8. The method of claim 6, wherein the trained first teacher machine learning model is a single task model, and

wherein, for each of the plurality of tasks and for each training input for that task, the training further comprises:

processing the training input using a different trained teacher machine learning model specific to the machine learning task to generate a teacher output for the machine learning task;

determining an update to the student parameter based on the gradient.

9. The method of claim 6, wherein the student machine learning model is a neural network comprising an encoder neural network shared among all of the plurality of machine learning tasks and a respective output neural network for each of the plurality of machine learning tasks.

10. The method of claim 6, wherein the model input of the student machine learning model is a text sequence of a natural language, and wherein the plurality of machine learning tasks are different natural language processing tasks executable on the text sequence.

11. The method according to any one of claims 1-10, further comprising:

pre-training the student machine learning model on an unsupervised task prior to the training.

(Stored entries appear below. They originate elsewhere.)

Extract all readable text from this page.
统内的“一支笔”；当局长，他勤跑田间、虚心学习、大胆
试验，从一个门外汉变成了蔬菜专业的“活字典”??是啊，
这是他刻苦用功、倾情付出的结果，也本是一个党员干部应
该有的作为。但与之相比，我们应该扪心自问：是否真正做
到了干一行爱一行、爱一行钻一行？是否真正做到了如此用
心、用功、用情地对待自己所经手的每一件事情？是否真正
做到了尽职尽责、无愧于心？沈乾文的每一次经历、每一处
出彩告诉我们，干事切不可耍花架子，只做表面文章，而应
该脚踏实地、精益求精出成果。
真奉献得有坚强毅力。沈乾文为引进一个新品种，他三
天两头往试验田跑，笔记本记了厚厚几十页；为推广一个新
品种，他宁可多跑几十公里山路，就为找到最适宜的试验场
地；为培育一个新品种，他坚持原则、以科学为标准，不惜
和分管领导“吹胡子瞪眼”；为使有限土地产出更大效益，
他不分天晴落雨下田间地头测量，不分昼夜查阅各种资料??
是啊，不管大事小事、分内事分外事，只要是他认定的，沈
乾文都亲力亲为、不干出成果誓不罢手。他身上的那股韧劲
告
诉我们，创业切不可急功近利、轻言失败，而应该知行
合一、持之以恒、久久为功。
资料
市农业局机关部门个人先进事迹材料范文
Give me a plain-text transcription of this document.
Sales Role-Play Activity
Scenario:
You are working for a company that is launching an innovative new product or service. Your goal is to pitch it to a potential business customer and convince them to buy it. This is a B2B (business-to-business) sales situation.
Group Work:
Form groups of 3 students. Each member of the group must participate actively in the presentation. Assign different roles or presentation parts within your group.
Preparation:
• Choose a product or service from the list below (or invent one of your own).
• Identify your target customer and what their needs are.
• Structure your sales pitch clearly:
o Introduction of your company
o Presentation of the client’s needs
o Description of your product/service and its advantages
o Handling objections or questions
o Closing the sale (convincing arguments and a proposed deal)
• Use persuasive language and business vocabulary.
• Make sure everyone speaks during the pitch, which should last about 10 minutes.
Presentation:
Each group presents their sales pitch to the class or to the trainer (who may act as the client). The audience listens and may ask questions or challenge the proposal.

12. The method of claim 11, wherein the first machine learning task is a natural language processing task and the unsupervised task is an unsupervised language modeling task.

13. The method according to any one of claims 1-10, further comprising:

after training the student machine learning model to perform at least the first machine learning task:

receiving a new network input for the first machine learning task; and

processing the new network inputs using the trained student machine learning model to generate new network outputs for the new network inputs of the first machine learning task.

14. A system comprising one or more computers and one or more storage devices storing instructions that, when executed by the one or more computers, cause the one or more computers to perform operations of the respective methods of any of claims 1-13.

15. One or more computer storage media storing instructions that, when executed by one or more computers, cause the one or more computers to perform operations of the respective methods of any of claims 1-13.